Jan 10, 2023 - Science

China talent program increased young scientists' productivity, study says

Illustration of tow hands holding test tubes facing each other over a background of stripes and stars

Illustration: Sarah Grillo/Axios

Young Chinese scientists recruited back to China through a government talent program went on to publish more scientific papers than their counterparts who remained overseas, according to a new analysis published in the journal Science.

Why it matters: The U.S., China, and other nations are competing to attract top talent to fuel innovation and cement their science and tech leadership.

  • "If we perceive the 20th century as a century of international trade and manufacturing, the 21st century is more about a knowledge-based economy and brain power truly matters a lot," says Yanbo Wang, who studies innovation policy at the University of Hong Kong and is a co-author of the study.
  • Policymakers will have to figure out which tools help to recruit and retain talent, he says.
  • The study authors point to "access to greater funding and larger research teams" as driving the productivity of scientists who received funding from China's Young Thousand Talents (YTT) program.

Background: The YTT program began in 2010 and offered more than 3,500 young researchers (typically under 40 years old) funding and benefits to relocate full-time to China between 2011 and 2017. Foreign-born scientists are eligible for grants but the program has largely attracted Chinese-born researchers who received their graduate degrees abroad.

  • The YTT program is one of many talent recruitment programs in China and a branch of the Thousand Talents Plan, a large, loosely defined program that began in 2008 with the aim of recruiting top-caliber scientists to work with China.
  • The controversial Thousand Talents Plan often allowed or even encouraged recruits to remain at their U.S. institutions while also working in China, drawing scrutiny from the U.S. Department of Justice as a potential conduit for intellectual property theft and espionage.

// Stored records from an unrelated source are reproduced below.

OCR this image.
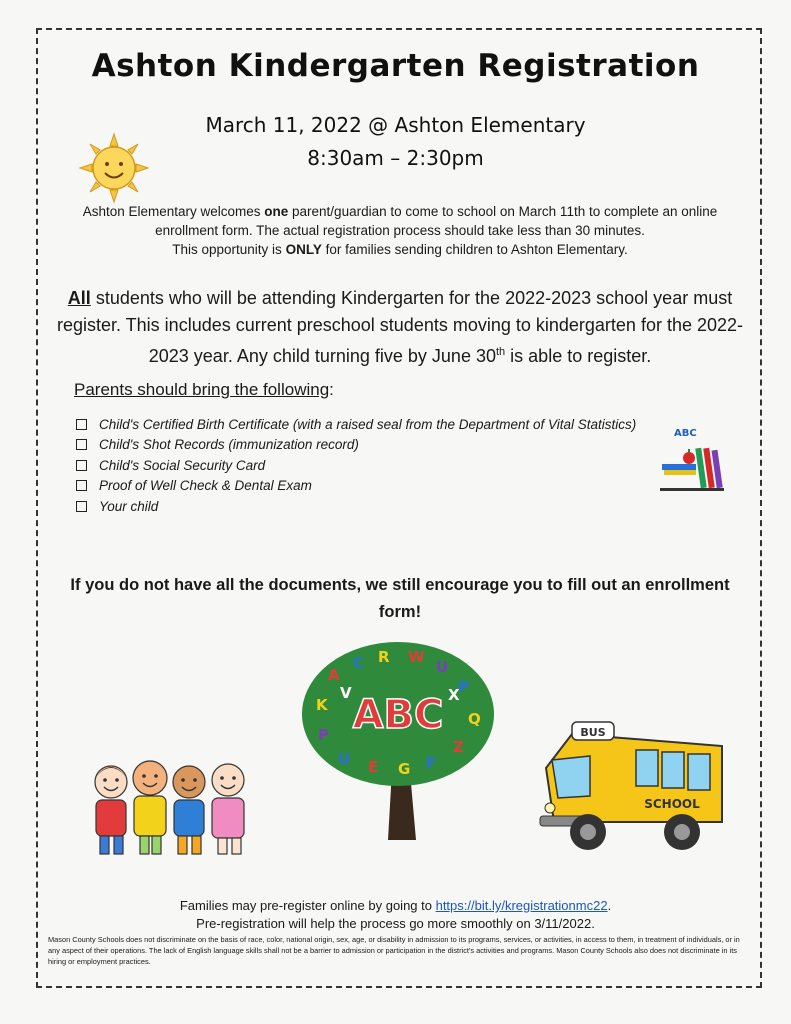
Ashton Kindergarten Registration
March 11, 2022 @ Ashton Elementary
8:30am – 2:30pm

Ashton Elementary welcomes one parent/guardian to come to school on March 11th to complete an online

enrollment form. The actual registration process should take less than 30 minutes.

This opportunity is ONLY for families sending children to Ashton Elementary.

All students who will be attending Kindergarten for the 2022-2023 school year must register. This includes current preschool students moving to kindergarten for the 2022-2023 year. Any child turning five by June 30th is able to register.
Parents should bring the following:
Child's Certified Birth Certificate (with a raised seal from the Department of Vital Statistics)
Child's Shot Records (immunization record)
Child's Social Security Card
Proof of Well Check & Dental Exam
Your child
ABC
If you do not have all the documents, we still encourage you to fill out an enrollment form!
A
C R W
U
P
K
P
U E G F
Z
Q
X
V ABC	BUS
SCHOOL

Families may pre-register online by going to https://bit.ly/kregistrationmc22.

Pre-registration will help the process go more smoothly on 3/11/2022.

Mason County Schools does not discriminate on the basis of race, color, national origin, sex, age, or disability in admission to its programs, services, or activities, in access to them, in treatment of individuals, or in any aspect of their operations. The lack of English language skills shall not be a barrier to admission or participation in the district's activities and programs. Mason County Schools also does not discriminate in its hiring or employment practices.
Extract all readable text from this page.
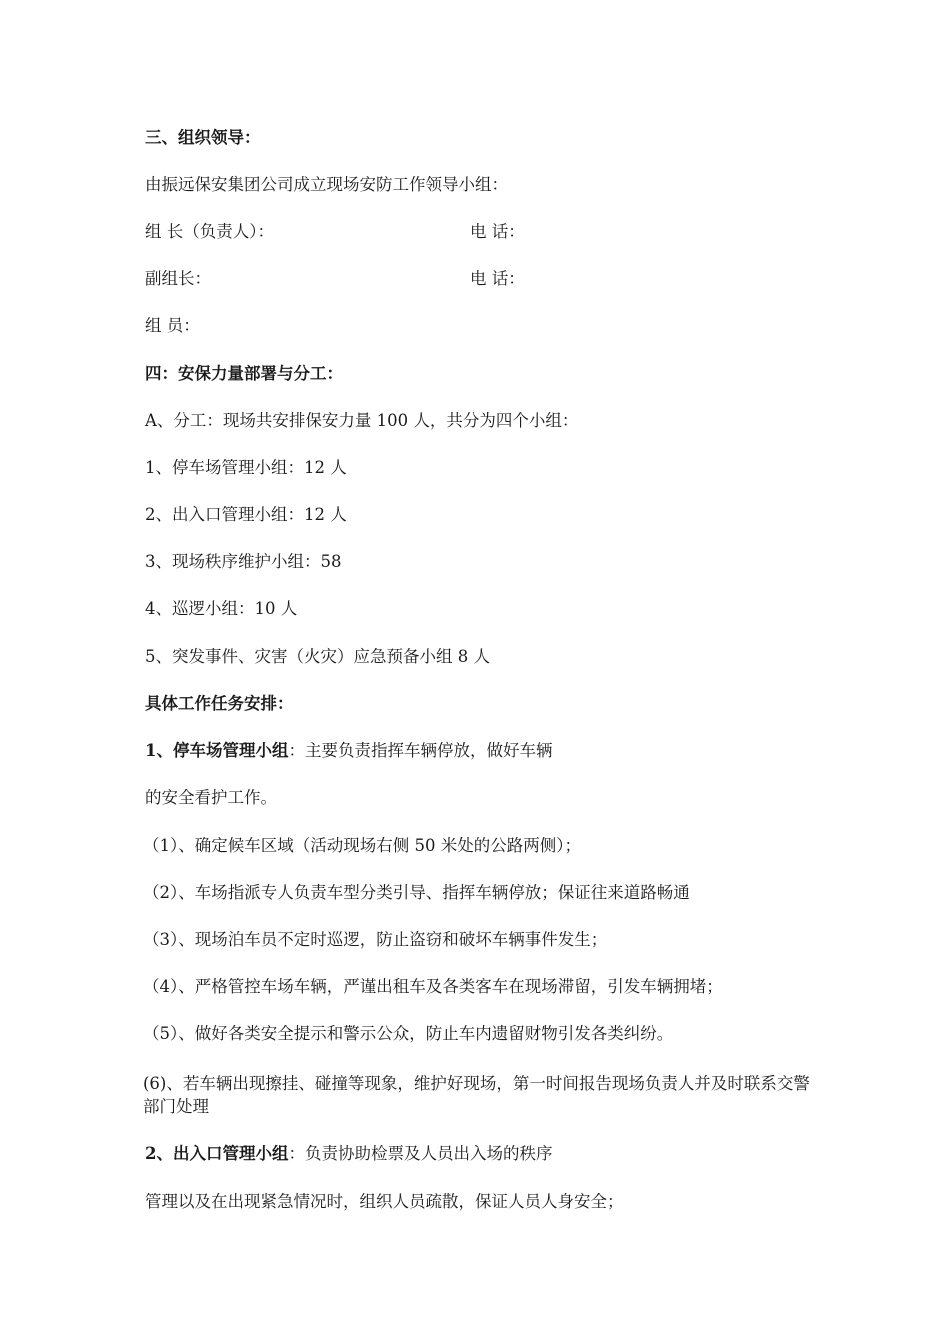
三、组织领导：
由振远保安集团公司成立现场安防工作领导小组：
组 长（负责人）：	电 话：
副组长：	电 话：
组 员：
四：安保力量部署与分工：
A、分工：现场共安排保安力量 100 人，共分为四个小组：
1、停车场管理小组：12 人
2、出入口管理小组：12 人
3、现场秩序维护小组：58
4、巡逻小组：10 人
5、突发事件、灾害（火灾）应急预备小组 8 人
具体工作任务安排：
1、停车场管理小组：主要负责指挥车辆停放，做好车辆
的安全看护工作。
（1）、确定候车区域（活动现场右侧 50 米处的公路两侧）；
（2）、车场指派专人负责车型分类引导、指挥车辆停放；保证往来道路畅通
（3）、现场泊车员不定时巡逻，防止盗窃和破坏车辆事件发生；
（4）、严格管控车场车辆，严谨出租车及各类客车在现场滞留，引发车辆拥堵；
（5）、做好各类安全提示和警示公众，防止车内遗留财物引发各类纠纷。
(6)、若车辆出现擦挂、碰撞等现象，维护好现场，第一时间报告现场负责人并及时联系交警部门处理
2、出入口管理小组：负责协助检票及人员出入场的秩序
管理以及在出现紧急情况时，组织人员疏散，保证人员人身安全；
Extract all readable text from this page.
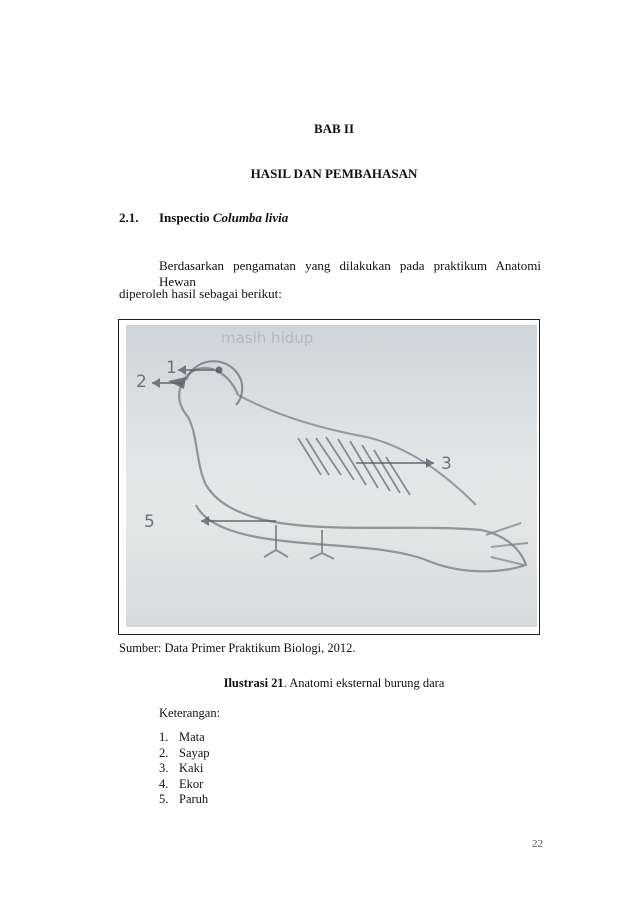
BAB II
HASIL DAN PEMBAHASAN
2.1. Inspectio Columba livia
Berdasarkan pengamatan yang dilakukan pada praktikum Anatomi Hewan
diperoleh hasil sebagai berikut:
masih hidup
1
2
3
5
Sumber: Data Primer Praktikum Biologi, 2012.
Ilustrasi 21. Anatomi eksternal burung dara
Keterangan:
1. Mata
2. Sayap
3. Kaki
4. Ekor
5. Paruh
22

A Trump-era China Initiative to combat possible Chinese espionage in the U.S. was shuttered after facing allegations of racial profiling of scientists, and cases fell apart.
  • The YTT program, in contrast, requires scientists to work in China on a full-time basis, which reduces concerns about conflicts of interest and intellectual property compliance, Wang says.

Details: Wang and his colleagues studied 339 young Chinese scientists who accepted YTT offers and returned to China, and 73 who rejected the offers.

  • They found more than half of those that accepted the grants received PhDs from the world's top 100 science, technology, engineering, and mathematics programs.
  • The number of annual publications from the researchers in the five years before they returned to China was also analyzed, and by that metric, the group that accepted the YTT grants was in the top 15% of all early-career scientists in the U.S. with Chinese surnames, the authors reported.

Yes, but: The researchers who didn't accept the YTT grants were on average in the top 10% of scientists — what the authors define as "top-caliber" — and were more likely to have faculty appointments than to work in someone else's lab.

  • The scientists who stayed also had more research funding than those who accepted YTT grants.

But, but, but... The productivity of the researchers who returned to China rose in the seven years after they went back, compared to those who stayed in the U.S.

  • They published 27% more papers — and more papers in high-impact journals — and were more likely to be the last authors, an indication they led the research as principal investigators (PIs) of their own teams.
  • "They didn’t have the opportunity to become PIs in the U.S. and EU but in the YTT they were able to become independent researchers," Wang says, adding the data illustrates the success of China's YTT program and reflects the difficulty young researchers can have in accessing funding in the U.S. and European Union.

The intrigue: The impact of the YTT program on publication output was largest in resource-intensive fields like chemistry, life sciences, and engineering — researchers in those areas who returned to China outperformed their peers who remained in the U.S.

  • The same effect wasn't seen in mathematics and theoretical physics, which require less lab research and equipment.
  • "This is where the U.S. and Canada are attractive" because there is more academic freedom, Wang says.

The big picture: Publication number is just one metric of scientific impact and doesn't necessarily capture the ways in which a researcher may drive innovation and scientific collaboration, geographer Qingfang Wang from the University of California, Riverside, told Nature.

What to watch: If China's talent programs are scaled up, it "would offer science-oriented international students a viable alternative to U.S. universities and institutions" and "may disrupt the current model of university science in the U.S." that heavily relies on foreign students," the authors of the recent analysis write.